Impact of Renaissance on Indian Art is considerable and vital. By examining the present scenario, it becomes clear that renaissance had a huge impact on Indian art. It however does not only include the application of architectural or sculptural technique to the country`s monuments, it involves much more remote, yet much more intimate principles of nation building. The country is regarded as a unit peopled by diverse racial fractions and real India is the totality of all that lives in the region of diversity. The true expression of a country is found in the national arts, those expressions of the individual imagination that spring from the concealed realm into the social and natural environment of the mapped area. It is in the artistic discords of a nation, much more than in the records of wars and dynastic changes, that the nation`s true history is to be found. The story of the evolvement of India`s real life is the story of the making of the decorating of Ajanta, the sculpturing of Konark, the revival of Indian painting in Bengal, the revival of Indian drama in Telugu, the poetry and prose of Tagore among others. These are more truly the voice of the inner soul of the country because they spring directly from the great affirmations of its spiritual consciousness.
It is a true fact that a nation without art is blind and dumb. Moreover, arts applied in nation building are themselves national, national in expressing the national environment, the national temperament and the national direction. The universality and antiquity of art-expressions bear testimony to their place as vital and essential parts of a nation`s life. It is equally true that at present, there is an acute estrangement between the arts and life, between the principles that operate in the world of imagination, and the principles that control the world of social organisation and personal conduct. The masses of the people are as far removed from the inspiration of the arts as they are from the inspiration of nationality and here also, lacks the protection of awakened consciousness.
Almost all the details of a nation`s environment fit squarely into its arts. The main feature of the daily national environment is reversed in the art of painting. And the second important element of nationality in the arts is national temperament. It makes a background of intellectual assumptions. It shifts the emphasis from the immediate act and the present life; and this removal is reflected aptly in the arts of India as a natural drawing to the things of the inner life. Indian art does not say that God may not be found in the thunder; but it is certain that he is most intimately heard in the still voice. That is why it has been said that the Indian temples are not places for big crowds to meet in, and part, and forget, but for single individuals to face the deity and remember.

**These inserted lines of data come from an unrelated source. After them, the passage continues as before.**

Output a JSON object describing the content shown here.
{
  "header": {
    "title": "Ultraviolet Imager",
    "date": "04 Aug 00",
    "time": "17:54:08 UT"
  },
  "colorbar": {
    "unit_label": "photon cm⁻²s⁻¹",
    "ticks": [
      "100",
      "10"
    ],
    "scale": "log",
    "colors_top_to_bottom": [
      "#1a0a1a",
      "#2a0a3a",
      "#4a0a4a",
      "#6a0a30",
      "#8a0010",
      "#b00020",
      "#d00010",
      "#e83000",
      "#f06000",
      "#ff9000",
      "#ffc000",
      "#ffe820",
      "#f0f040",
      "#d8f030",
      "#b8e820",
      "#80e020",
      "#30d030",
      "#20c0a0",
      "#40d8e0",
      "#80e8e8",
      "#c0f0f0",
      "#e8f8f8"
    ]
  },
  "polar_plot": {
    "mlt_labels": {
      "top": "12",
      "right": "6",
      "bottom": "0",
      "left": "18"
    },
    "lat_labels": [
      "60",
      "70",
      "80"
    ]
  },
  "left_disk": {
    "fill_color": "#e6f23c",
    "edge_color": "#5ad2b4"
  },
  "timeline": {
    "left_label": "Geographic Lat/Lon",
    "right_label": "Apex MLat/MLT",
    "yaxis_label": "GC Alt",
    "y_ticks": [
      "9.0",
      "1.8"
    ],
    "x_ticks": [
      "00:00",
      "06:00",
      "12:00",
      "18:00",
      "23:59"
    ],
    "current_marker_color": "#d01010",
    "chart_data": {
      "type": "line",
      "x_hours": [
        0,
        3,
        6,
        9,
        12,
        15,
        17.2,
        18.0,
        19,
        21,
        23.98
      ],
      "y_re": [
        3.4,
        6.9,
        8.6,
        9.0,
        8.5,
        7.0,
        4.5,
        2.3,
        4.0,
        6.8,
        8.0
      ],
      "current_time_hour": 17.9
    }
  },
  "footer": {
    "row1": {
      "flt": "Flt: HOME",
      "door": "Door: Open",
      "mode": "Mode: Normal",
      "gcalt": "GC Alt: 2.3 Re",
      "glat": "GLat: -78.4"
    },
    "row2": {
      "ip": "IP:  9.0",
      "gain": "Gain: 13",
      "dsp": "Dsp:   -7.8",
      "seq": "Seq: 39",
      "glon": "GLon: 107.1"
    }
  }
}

Indian music is a thing of one string and one idea; and the new Indian painting shows the central feature of Indian temperament. It reflects the low toned essences of spiritual, emotion and craft-love for the delectation of single devotees. The application of the arts to national life refers to the expression of nature in its various forms. Notwithstanding racial and linguistic differences, the development and interchange of the Indian Arts as a result of Indian renaissance has either led to, or become the expression of an expansive nature.